Neste momento senti teu estremecimento e o abraço se tornar mais forte. Então fiz o que há muito precisava fazer: chorei muito. Do nada o aparelho de som começa a tocar a música novamente.
— Sei no que pode me ajudar. — Ouvi tua voz em meu ouvido, calma, suave. — Deixa eu cuidar de você… Cuida de mim.
Ergui o rosto para poder ver teu rosto que também estava molhado pelas lágrimas. Encostei minha testa na tua. Olhávamos-nos. Olhávamos para nossos lábios próximos demais. Minha respiração, tua respiração, teu cheiro me dando a certeza de estar em casa. Teu hálito, o ar que precisava para respirar, tua voz trêmula e carinhosa, tua mão erguida num carinho revelador em minha testa no local em que o curativo ficava.
— Não quero começar o que sei que você não pode terminar. Te quero inteira.
Passou a mão sobre a proteção que eu tinha no braço. Entendi e amei tua atitude, estava me protegendo, preocupada, gentil. Extremamente gentil, como eu havia sonhado muitas vezes. Então desandei a falar.
— Vamos começar do zero, vida. Eu sei que posso conquistar seu amor, eu… — você me silenciou com o dedo indicador.
— Você já me conquistou, meu amor. Eu sou sua, sempre fui, só precisava enxergar. Você me ajudou muito nisso, me libertou de uma falsa vida para uma vida nova que não conhecia, mas que vou adorar conhecer ao teu lado. Agora vem. — Me levou até a cama. — Deita aqui um pouco. O corte parece que está sangrando.
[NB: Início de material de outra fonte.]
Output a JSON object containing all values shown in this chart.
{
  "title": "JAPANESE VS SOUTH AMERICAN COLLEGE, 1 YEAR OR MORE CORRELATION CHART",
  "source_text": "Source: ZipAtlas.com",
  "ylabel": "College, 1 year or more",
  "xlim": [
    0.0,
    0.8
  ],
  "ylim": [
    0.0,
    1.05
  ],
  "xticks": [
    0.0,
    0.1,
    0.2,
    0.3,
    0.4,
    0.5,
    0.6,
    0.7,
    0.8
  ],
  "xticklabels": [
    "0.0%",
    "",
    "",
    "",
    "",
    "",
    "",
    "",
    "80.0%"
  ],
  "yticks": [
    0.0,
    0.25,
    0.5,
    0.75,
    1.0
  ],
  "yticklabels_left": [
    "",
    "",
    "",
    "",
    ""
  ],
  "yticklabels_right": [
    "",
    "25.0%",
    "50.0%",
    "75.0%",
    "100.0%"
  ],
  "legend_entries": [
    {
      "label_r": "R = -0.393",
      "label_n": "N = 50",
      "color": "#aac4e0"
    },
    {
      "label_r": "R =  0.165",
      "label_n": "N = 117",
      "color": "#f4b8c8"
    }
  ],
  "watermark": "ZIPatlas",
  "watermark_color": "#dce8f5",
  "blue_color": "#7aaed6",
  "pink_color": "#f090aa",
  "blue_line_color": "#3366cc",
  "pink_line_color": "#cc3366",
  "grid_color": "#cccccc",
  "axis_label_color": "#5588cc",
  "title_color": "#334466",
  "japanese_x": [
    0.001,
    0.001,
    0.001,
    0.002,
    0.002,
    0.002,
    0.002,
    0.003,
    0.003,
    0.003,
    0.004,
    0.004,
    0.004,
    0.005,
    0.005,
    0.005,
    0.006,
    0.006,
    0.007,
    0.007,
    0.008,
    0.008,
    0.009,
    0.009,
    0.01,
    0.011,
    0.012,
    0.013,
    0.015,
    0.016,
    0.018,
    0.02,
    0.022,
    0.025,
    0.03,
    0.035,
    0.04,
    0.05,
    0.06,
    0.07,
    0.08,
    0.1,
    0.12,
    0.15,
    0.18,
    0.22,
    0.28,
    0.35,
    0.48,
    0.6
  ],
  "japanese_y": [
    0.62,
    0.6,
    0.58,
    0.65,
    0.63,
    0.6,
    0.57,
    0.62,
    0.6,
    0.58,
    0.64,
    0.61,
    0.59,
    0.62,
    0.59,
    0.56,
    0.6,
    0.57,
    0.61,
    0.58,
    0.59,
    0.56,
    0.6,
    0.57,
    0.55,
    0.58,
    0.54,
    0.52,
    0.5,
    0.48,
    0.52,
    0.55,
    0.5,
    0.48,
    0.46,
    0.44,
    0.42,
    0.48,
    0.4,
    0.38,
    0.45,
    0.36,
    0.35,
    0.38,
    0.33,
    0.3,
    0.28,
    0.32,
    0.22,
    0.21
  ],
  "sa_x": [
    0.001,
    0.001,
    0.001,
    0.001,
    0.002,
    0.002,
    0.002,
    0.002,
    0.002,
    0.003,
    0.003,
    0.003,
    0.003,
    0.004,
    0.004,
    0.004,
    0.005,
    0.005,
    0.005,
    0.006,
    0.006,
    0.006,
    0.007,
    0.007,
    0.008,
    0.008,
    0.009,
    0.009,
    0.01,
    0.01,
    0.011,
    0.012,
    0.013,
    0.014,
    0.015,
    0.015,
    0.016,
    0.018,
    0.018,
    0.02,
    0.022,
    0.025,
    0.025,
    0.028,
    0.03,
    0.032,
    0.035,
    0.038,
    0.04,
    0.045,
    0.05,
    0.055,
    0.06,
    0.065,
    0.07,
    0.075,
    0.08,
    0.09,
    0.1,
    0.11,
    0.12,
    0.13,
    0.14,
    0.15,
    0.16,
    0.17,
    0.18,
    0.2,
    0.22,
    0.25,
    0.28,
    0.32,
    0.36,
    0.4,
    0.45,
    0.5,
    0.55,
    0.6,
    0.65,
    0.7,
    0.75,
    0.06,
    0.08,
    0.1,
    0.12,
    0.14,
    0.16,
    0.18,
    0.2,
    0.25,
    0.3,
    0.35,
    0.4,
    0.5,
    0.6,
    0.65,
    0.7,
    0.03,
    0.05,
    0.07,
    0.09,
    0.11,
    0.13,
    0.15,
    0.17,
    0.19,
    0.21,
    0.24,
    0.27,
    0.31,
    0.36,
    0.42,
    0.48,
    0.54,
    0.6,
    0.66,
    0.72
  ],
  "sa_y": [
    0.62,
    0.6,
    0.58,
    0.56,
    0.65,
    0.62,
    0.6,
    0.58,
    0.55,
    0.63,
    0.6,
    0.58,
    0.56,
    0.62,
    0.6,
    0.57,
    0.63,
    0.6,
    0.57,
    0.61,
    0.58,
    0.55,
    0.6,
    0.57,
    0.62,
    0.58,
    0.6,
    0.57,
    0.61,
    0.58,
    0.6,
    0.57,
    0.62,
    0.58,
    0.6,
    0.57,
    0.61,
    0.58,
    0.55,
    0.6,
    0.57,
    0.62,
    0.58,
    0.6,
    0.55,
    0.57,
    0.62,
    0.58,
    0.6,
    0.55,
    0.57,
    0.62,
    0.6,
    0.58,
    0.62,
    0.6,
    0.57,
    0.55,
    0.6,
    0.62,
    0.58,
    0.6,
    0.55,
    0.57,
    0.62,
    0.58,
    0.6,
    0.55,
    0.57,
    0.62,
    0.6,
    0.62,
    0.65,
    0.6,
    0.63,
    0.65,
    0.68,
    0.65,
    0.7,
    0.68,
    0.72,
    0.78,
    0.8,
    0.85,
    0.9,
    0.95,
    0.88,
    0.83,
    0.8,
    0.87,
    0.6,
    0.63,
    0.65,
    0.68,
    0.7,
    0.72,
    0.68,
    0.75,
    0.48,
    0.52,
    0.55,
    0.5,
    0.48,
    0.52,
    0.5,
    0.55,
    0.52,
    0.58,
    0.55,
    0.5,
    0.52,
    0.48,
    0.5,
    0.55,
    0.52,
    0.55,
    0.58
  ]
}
Eu continuava calada, assimilando suas palavras como se não acreditasse nelas. Então a ficha caiu, você disse que estava me amando. Mais lágrimas.
— Eu te amo… Te amo, Love Forever… — acariciei teu rosto com carinho e você deitou comigo, me envolvendo em seu abraço de polvo. Que sensação indescritível de paz. Adormecemos, ambas merecedoras de um longo descanso.